Friday, August 16, 2019:
Spent the whole day today trying to finish the hard drive data backup, and did finally finished it after 10-pm. Guess I will have to buy another remote hard drive and chuck the flash thumb drive before I have to do this again. We found this nice 1964 Ford Galaxie on the way out.


Saturday, August 17, 2019:
Off to visit the Michigan Rowdies today in Grand Rapids, MI. This is the first local chapter of NAMGAR circa 1976, and today they were celebrating the birth date of the club. Had a few nice MGA out front.

The resident garage held another MGA, a Riley.

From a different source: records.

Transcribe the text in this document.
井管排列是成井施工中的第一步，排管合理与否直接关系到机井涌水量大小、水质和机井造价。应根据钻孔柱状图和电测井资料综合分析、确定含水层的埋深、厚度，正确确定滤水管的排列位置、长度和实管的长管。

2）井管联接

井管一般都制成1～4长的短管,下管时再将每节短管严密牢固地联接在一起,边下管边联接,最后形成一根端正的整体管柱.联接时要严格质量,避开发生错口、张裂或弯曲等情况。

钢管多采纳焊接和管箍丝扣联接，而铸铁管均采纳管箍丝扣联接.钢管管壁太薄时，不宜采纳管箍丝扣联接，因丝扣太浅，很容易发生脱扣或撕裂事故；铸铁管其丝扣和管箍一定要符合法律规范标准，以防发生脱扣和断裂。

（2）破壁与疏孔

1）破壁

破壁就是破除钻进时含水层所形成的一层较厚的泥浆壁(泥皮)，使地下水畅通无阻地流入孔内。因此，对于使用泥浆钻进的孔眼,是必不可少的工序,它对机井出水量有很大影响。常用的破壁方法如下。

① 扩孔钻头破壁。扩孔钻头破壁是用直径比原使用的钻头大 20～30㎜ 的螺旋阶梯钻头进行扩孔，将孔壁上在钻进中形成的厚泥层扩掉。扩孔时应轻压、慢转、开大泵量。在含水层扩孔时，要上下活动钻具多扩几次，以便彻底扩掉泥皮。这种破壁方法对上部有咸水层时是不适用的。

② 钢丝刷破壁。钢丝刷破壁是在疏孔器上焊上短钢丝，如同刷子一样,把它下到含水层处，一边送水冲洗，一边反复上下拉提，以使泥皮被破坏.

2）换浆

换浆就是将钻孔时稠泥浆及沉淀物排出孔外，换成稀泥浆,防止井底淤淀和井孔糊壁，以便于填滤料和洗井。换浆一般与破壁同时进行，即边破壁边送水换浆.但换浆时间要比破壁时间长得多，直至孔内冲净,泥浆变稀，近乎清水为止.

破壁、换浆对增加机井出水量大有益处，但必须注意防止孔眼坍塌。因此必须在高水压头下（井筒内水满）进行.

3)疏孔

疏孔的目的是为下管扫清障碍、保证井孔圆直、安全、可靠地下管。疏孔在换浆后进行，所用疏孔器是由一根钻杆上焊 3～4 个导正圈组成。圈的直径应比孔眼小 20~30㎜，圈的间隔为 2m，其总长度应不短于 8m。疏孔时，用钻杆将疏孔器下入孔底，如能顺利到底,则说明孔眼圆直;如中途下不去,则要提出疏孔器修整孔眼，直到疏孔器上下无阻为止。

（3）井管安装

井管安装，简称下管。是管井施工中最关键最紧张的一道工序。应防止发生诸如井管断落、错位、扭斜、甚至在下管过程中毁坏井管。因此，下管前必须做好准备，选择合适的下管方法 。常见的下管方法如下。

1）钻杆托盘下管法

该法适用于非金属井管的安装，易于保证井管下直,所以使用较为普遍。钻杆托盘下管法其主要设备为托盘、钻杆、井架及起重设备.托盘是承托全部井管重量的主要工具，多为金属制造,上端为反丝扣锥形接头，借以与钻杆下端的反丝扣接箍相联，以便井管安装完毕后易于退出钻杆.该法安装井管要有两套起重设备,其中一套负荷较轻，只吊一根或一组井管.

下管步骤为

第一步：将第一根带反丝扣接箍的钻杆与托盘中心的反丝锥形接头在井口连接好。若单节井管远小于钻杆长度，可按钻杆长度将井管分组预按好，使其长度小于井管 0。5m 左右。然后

There was also an MG TD. On the hoist was a 1966 Rover P5 Mk-IIC 3-liter Coupe. It took me a while to look this one up, and the owner Ken Nelson made a minor correction later.

The party was jolly good fun, as I have known a few of these people since 1988 NAMGAR GT-13 in Marrietta, Ohio. After copious amounts of food and chat there was an auction of donated parts and memorabilia. Late afternoon was time to break up the party and get back to WiFi work.


Sunday, August 18, 2019:
Back to visit Bill Hirsch in Caledonia, MI, although it was evening hours before we finally got together. He had dug out his TD, and we took it for a test run, seemed a it slow and had an intermittent misfire at road speed (not fuel starvation). Checked the points, not opening much, so reset the points with better gap, and it ran better, but still had the intermittent misfire. Next test was to clamp a new condenser to ground and connect it to the distributor wire, but that didn't make any difference, so not a bad condenser. Grabbed an emery board to clean the points, and that didn't help either, but in the process we found the distributor body would wiggle, like not tightened down at the mounting to the engine block. Tried tightening the clamping bolt, but it would still wiggle. Thinking it may have intermittent ground on the engine block, I connected a jumper wire from the distributor body to chassis ground, and the misfire went away.
Okay, now we need to figure out why the distributor body is wiggling, but ran out of daylight, so we may get back to this tomorrow. As a later thought, I remembered that when the distributor body was wiggling the shaft and cam were not moving, so the points gap was changing. This is not the same as he shaft wobbling due to a worn bushing. This seems to be the body of the distributor wiggling while the shaft is secure. That implies the lower end of the distributor is secure, so maybe the distributor body is broken. Haven't seen that before; will have to check that later.

Monday, August 19, 2019:
Back at Bill's place again today, unfortunately a late start again. First choice was to see why the TD distributor had such a wiggle in the housing (not shaft wiggle). So we pulled the dizzy out of the block for scratch and sniff. Hold the housing and wiggle the shaft, and it moved a LOT. Okay, hold the bottom shank of the housing and wiggle the top of the housing, and it moved the same amount. The housing is in two pieces? Turned it over for the next wiggle, and the problem was obvious, a big crack all the way around the housing next to the bottom shank. Wow! Never seen that before, but at least we know the fix will be to replace the distributor.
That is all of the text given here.